16.              The fundamental difference between the parties is as to whether Mr O’Brien’s entitlement to a pension in respect of his service prior to 7 April 2000 (the final date for transposition of the directive) should be regarded as a legal situation which arose and became definitive under the law then in force, or should be regarded as one of the future effects of a legal situation which arose under the old law, to which the directive therefore applies.

17.              Mr O’Brien argues that the reasoning in the Bruno and O’Brien judgments implies that periods of employment before the directive entered into force are to be taken into account when applying the directive in situations which arise after it should have been transposed. In particular, they are relevant not only to qualification for a retirement pension (which the Ministry does not dispute), but also to the quantification of that pension, where its quantification is based on the employee’s length of service.

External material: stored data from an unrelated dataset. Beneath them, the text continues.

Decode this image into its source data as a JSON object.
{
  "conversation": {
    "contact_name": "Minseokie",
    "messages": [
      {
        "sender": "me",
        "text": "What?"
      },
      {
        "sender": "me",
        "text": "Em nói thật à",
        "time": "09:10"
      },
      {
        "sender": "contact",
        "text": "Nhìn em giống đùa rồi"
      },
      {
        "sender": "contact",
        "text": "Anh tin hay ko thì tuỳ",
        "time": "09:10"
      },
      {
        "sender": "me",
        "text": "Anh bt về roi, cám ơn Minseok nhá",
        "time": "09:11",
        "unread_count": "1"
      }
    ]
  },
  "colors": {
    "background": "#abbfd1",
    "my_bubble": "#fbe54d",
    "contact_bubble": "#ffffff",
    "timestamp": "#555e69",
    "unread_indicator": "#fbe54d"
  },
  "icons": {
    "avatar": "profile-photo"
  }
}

18.              The Ministry argue that since, following Ten Oever, a pension payable under an occupational pension scheme constitutes deferred pay for past work, and the worker’s entitlement to pension accrues at the time of the work for which it constitutes pay, it follows from the non-retroactivity principle that the accrued right cannot be affected retrospectively by a change in the law. The entitlement is permanently fixed at the time when the right accrues, rather than being determined when the person retires and the pension becomes payable. On that basis, it is argued that Mr O’Brien’s non-entitlement to pension in respect of his first 22 years of service was definitively established before the directive entered into force.

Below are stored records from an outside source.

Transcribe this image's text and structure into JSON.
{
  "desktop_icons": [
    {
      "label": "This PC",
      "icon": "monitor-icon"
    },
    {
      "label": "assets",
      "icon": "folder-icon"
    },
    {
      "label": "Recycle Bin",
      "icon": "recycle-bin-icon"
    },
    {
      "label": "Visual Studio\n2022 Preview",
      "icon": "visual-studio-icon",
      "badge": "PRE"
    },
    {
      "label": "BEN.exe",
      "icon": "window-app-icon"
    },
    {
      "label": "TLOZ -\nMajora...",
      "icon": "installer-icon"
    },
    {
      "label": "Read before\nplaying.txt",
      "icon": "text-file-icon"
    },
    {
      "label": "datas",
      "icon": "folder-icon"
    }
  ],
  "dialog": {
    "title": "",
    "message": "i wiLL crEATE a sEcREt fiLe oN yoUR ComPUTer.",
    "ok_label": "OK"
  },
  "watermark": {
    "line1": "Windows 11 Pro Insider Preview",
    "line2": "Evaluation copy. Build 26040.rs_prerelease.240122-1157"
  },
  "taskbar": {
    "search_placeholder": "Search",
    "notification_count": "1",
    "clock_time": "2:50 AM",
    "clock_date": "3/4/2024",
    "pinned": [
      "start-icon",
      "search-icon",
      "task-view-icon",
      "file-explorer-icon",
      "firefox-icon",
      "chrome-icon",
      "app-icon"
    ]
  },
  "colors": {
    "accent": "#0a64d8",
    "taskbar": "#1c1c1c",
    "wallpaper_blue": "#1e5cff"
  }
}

(d)       The view of the national court

19.              The majority of the court are inclined to think that the effect of Directive 97/81 is that it is unlawful to discriminate against part-time workers when a retirement pension falls due for payment. The directive applies ratione temporis where the pension falls due for payment after the directive has entered into force. In so far as part of the period of service took place prior to the directive’s entry into force, the directive applies to the future effects of that situation.

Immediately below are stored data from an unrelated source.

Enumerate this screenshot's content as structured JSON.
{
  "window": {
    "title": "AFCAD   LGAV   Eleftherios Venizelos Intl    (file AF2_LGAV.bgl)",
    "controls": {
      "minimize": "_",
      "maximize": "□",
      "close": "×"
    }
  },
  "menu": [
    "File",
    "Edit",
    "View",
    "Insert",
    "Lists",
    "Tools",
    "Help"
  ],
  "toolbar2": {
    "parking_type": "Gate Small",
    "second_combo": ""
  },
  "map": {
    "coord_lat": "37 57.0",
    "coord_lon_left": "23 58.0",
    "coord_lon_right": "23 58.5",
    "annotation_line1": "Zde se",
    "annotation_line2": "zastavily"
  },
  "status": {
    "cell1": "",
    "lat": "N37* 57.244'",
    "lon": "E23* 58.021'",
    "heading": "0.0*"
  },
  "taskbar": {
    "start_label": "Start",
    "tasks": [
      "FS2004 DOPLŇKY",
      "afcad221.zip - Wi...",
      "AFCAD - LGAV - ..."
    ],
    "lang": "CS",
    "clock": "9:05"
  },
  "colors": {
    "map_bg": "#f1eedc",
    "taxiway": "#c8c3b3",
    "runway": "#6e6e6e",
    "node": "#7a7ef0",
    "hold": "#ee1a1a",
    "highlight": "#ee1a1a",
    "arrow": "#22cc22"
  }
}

20.              However, the Court of Justice has not as yet considered the argument that if, following the Ten Oever line of authority, an occupational pension is treated as deferred pay, the right to which is acquired at the time of the work to which the pay relates, then it follows from the general principle of non-retroactivity that the directive does not alter or affect rights acquired (or, in Mr O’Brien’s case, not acquired) before it was brought into force, there being no provision in the directive which overrides that general principle. Although the majority of the court are inclined to think that Ten Oever was concerned with the exceptional Barber limitation, which does not arise in the present context, the correct approach does not appear to the Supreme Court to be acte clair.

The question referred

21.              The Supreme Court has therefore concluded that it is necessary to refer the following question to the Court of Justice:

Does Directive 97/81, and in particular clause 4 of the Framework Agreement annexed thereto concerning the principle of non-discrimination, require that periods of service prior to the deadline for transposing the Directive should be taken into account when calculating the amount of the retirement pension of a part-time worker, if they would be taken into account when calculating the pension of a comparable full-time worker?